The center line is the average defect count over the baseline subgroups. Each point is the raw defect count. Because the area of opportunity is constant, the control limits are straight, placed three standard deviations from the center line by default, with the lower limit held at zero. The Poisson model sets the standard deviation equal to the square root of the mean count. The exact formulas are on the Math Details page.

Options

Data

  • Data source: an Excel range, or GroupBy (each value of the grouping column produces a separate chart).
  • Defects column: the count of defects; selecting several columns produces several charts.
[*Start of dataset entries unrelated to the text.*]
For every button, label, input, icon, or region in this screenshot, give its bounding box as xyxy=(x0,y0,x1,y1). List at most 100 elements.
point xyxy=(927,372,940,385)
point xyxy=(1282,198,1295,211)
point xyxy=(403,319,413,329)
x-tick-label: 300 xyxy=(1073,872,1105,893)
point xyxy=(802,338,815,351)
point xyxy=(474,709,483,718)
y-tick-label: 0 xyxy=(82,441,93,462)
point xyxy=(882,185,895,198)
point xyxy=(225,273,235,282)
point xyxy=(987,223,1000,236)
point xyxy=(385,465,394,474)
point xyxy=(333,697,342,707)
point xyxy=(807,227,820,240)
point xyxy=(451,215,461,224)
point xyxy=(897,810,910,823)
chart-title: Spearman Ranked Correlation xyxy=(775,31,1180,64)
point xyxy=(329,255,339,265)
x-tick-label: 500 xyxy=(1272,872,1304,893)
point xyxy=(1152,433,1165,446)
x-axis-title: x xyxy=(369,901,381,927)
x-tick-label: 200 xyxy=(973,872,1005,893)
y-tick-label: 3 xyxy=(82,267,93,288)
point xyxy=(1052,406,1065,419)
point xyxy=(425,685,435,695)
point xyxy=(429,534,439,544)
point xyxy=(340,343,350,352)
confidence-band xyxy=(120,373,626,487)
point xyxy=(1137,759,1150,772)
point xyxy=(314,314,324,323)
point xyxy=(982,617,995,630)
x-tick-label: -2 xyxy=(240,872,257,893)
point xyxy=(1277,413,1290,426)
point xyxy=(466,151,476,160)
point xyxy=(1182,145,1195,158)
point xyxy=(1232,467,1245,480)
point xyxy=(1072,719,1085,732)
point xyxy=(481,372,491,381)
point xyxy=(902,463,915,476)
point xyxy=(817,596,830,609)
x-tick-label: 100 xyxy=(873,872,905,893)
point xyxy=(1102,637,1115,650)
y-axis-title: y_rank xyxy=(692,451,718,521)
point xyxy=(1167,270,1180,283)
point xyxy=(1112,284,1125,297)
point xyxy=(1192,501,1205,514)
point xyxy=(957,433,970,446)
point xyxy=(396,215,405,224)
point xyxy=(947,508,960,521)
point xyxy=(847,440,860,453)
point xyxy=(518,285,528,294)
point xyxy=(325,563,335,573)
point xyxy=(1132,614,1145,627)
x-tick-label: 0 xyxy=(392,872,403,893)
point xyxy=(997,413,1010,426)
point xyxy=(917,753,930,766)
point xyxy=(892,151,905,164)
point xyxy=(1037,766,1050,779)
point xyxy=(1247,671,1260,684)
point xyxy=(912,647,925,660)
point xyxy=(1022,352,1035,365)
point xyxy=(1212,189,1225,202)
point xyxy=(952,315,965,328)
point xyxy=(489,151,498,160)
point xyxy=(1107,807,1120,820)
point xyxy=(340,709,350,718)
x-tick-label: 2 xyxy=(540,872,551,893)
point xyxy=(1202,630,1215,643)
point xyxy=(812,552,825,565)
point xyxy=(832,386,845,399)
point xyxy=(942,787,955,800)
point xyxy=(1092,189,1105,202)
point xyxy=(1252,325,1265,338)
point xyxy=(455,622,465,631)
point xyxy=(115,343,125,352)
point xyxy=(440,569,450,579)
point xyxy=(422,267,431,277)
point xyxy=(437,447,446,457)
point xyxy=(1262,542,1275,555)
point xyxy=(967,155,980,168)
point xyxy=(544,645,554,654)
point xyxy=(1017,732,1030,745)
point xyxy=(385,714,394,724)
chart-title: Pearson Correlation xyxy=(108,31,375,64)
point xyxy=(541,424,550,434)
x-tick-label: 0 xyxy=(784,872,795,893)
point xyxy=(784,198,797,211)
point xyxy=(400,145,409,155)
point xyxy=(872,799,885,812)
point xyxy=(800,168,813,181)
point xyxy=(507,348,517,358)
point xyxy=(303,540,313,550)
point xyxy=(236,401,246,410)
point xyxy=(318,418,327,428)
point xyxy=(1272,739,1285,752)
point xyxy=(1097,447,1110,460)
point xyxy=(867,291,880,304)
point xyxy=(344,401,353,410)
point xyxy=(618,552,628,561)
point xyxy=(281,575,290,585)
Each subgroup is one constant area of opportunity, so no size column is used.
  • X-axis labels (optional): a column of dates, text, or numbers to label the points.

Control limits

  • Limit type: Shewhart (calculated), Manual (you enter the upper limit, center, and lower limit), or None (center line only).
  • Number of standard deviations: the sigma multiplier for the limits (default 3).
  • Historical mean: supply a known mean defect count instead of estimating it from the data.
  • Baseline subgroups: estimate the center from all subgroups or from the first N subgroups.
  • Split control limits: break the chart into phases with separate limits, split at the changes in a column's value or at manual break rows, with an optional label per phase.

Tests and display

  • Out-of-control tests: the point-pattern rules that flag signals; attribute charts use rules 1 through 4, and the run length for rules 2, 3, and 4 is adjustable. See Out-of-Control tests.
  • Zones: show the one- and two-sigma zone lines.
  • Reference lines: add horizontal lines at chosen values, each with a label, color, and thickness.
  • Overdispersion diagnostic: compute the σ_Z statistic, and optionally a secondary Z-score probability plot, to judge whether the Laney U' chart is warranted.

After creation

The Control Chart task pane lets you scroll and zoom the visible window, toggle the zone, out-of-control, and outlier markers, and edit the phase splits.

For the shared steps of building and updating a control chart, see Create Control Charts and Data Sources.

Output

Quantum XL draws the c chart and a summary listing the center line (c̄), the control limits, the number of subgroups, the count of out-of-control points, and the σ_Z overdispersion diagnostic.